Wednesday, August 17, 2011
Was there any difference of opinion between Charles Darwin and his Father in law Josiah Wedgewood?
If you'll recall, Charles Darwin was a bit reticent to publish his findings for quite some time. Although he evidently developed his theory of evolution shortly after the voyage of the Beagle, when he was a young man, he delayed publishing his book, Origin of Species, until he was pretty old, because he knew it would cause a furor among pious Christians, who would see it as an attack on their religion. When he did finally publish it, he left out the final portion, which he later published separately under the title, The Descent of Man. In this book he laid out the thesis that people too are essentially animals and also evolved. If people evolved and are related to such primates as chimpanzees, gorillas, and even monkeys, how much more closely must we all be related to one another, regardless of skin color? Now I am not aware of Darwin himself making any statements about slavery or racism, per se, but this follows logically and he was an eminently logical man.
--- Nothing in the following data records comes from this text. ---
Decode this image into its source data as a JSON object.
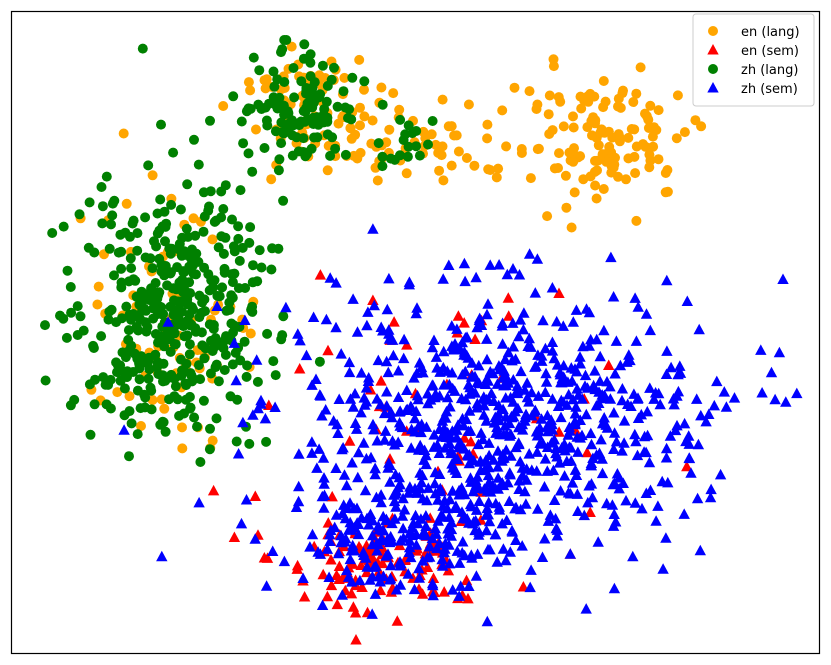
{
  "chart_data": {
    "type": "scatter",
    "title": "",
    "xlabel": "",
    "ylabel": "",
    "axes_ticks": "none",
    "grid": false,
    "legend_placement": "top-right",
    "series": [
      {
        "name": "en (lang)",
        "marker": "circle",
        "color": "#FFA500",
        "clusters": [
          {
            "center": [
              400,
              140
            ],
            "spread": [
              120,
              40
            ],
            "count": 70
          },
          {
            "center": [
              600,
              140
            ],
            "spread": [
              90,
              70
            ],
            "count": 130
          },
          {
            "center": [
              310,
              100
            ],
            "spread": [
              60,
              50
            ],
            "count": 60
          },
          {
            "center": [
              170,
              320
            ],
            "spread": [
              90,
              110
            ],
            "count": 80
          }
        ]
      },
      {
        "name": "en (sem)",
        "marker": "triangle",
        "color": "#FF0000",
        "clusters": [
          {
            "center": [
              380,
              560
            ],
            "spread": [
              110,
              50
            ],
            "count": 110
          },
          {
            "center": [
              470,
              420
            ],
            "spread": [
              180,
              140
            ],
            "count": 50
          }
        ]
      },
      {
        "name": "zh (lang)",
        "marker": "circle",
        "color": "#008000",
        "clusters": [
          {
            "center": [
              170,
              310
            ],
            "spread": [
              95,
              130
            ],
            "count": 430
          },
          {
            "center": [
              300,
              110
            ],
            "spread": [
              60,
              55
            ],
            "count": 120
          },
          {
            "center": [
              410,
              140
            ],
            "spread": [
              40,
              25
            ],
            "count": 18
          }
        ]
      },
      {
        "name": "zh (sem)",
        "marker": "triangle",
        "color": "#0000FF",
        "clusters": [
          {
            "center": [
              500,
              420
            ],
            "spread": [
              200,
              130
            ],
            "count": 760
          },
          {
            "center": [
              400,
              540
            ],
            "spread": [
              110,
              60
            ],
            "count": 200
          }
        ]
      }
    ]
  }
}
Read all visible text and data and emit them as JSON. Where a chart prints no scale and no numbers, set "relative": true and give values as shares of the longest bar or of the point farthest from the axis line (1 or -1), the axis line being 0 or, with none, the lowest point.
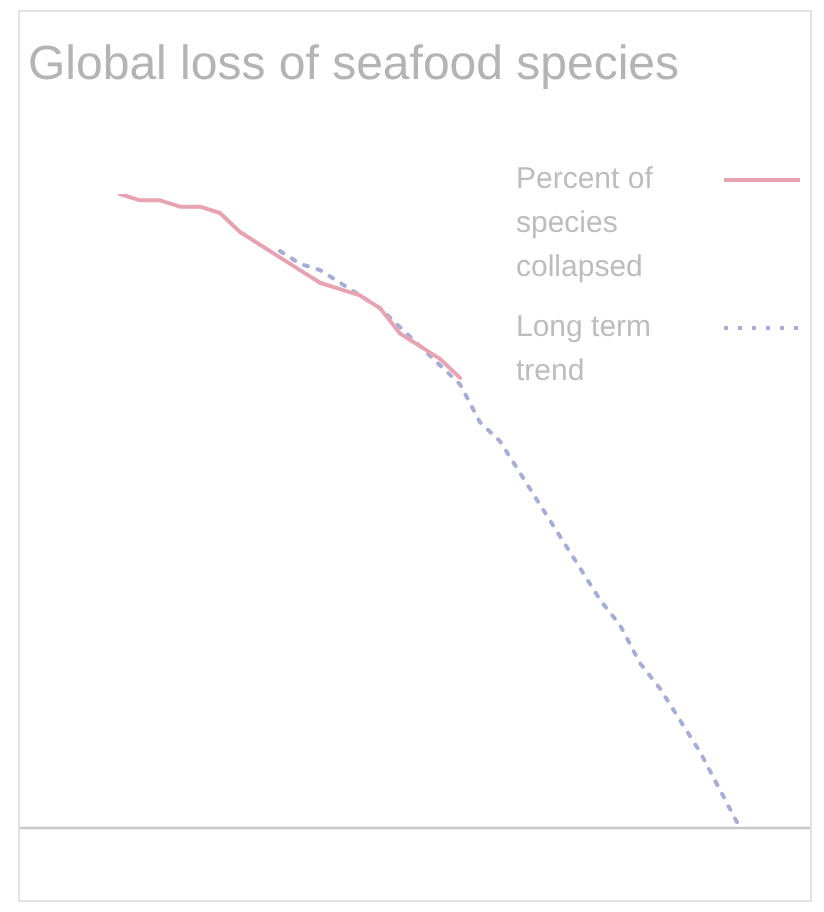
{
  "chart_data": {
    "type": "line",
    "title": "Global loss of seafood species",
    "relative": true,
    "categories": [
      null,
      null,
      null,
      null,
      null,
      null,
      null,
      null,
      null,
      null,
      null,
      null,
      null,
      null,
      null,
      null,
      null,
      null,
      null,
      null,
      null,
      null,
      null,
      null,
      null,
      null,
      null,
      null,
      null,
      null,
      null,
      null
    ],
    "series": [
      {
        "name": "Percent of species collapsed",
        "color": "#e8a3b3",
        "line_style": "solid",
        "values": [
          1.0,
          0.99,
          0.99,
          0.98,
          0.98,
          0.97,
          0.94,
          0.92,
          0.9,
          0.88,
          0.86,
          0.85,
          0.84,
          0.82,
          0.78,
          0.76,
          0.74,
          0.71,
          null,
          null,
          null,
          null,
          null,
          null,
          null,
          null,
          null,
          null,
          null,
          null,
          null,
          null
        ]
      },
      {
        "name": "Long term trend",
        "color": "#a7aed3",
        "line_style": "dotted",
        "values": [
          null,
          null,
          null,
          null,
          null,
          null,
          null,
          null,
          0.91,
          0.89,
          0.88,
          0.86,
          0.84,
          0.82,
          0.79,
          0.76,
          0.73,
          0.7,
          0.64,
          0.61,
          0.56,
          0.51,
          0.46,
          0.41,
          0.36,
          0.32,
          0.26,
          0.22,
          0.17,
          0.12,
          0.06,
          0.0
        ]
      }
    ],
    "legend": "top right",
    "grid": false,
    "marker": "none"
  }
}
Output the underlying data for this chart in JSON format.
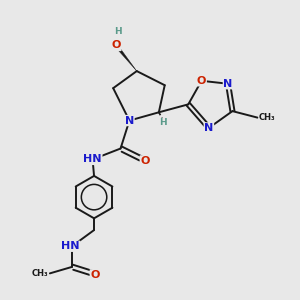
{
  "bg_color": "#e8e8e8",
  "bond_color": "#1a1a1a",
  "N_color": "#1a1acc",
  "O_color": "#cc2200",
  "H_color": "#5a9a8a",
  "C_color": "#1a1a1a",
  "figsize": [
    3.0,
    3.0
  ],
  "dpi": 100,
  "xlim": [
    0,
    10
  ],
  "ylim": [
    0,
    10
  ],
  "lw": 1.4,
  "fs": 8.0,
  "fs_small": 6.5
}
He seems most unlikely to have accepted the ridiculous notion that dark-skinned people were not fully human simply because their skin was not as pale as his own, as so many Victorian-era Englishmen did. He was far too good a scientist for that. He might not have expressed the sentiment as eloquently as Josiah Wedgewood and said, "the slave is my brother," but he practically said that chimpanzees were our cousins, so I'm pretty sure he thought the same way as his father-in-law. Also, despite all the vilification that poor old Darwin gets from fundamentalists to this day, he was actually a very pious Christian himself.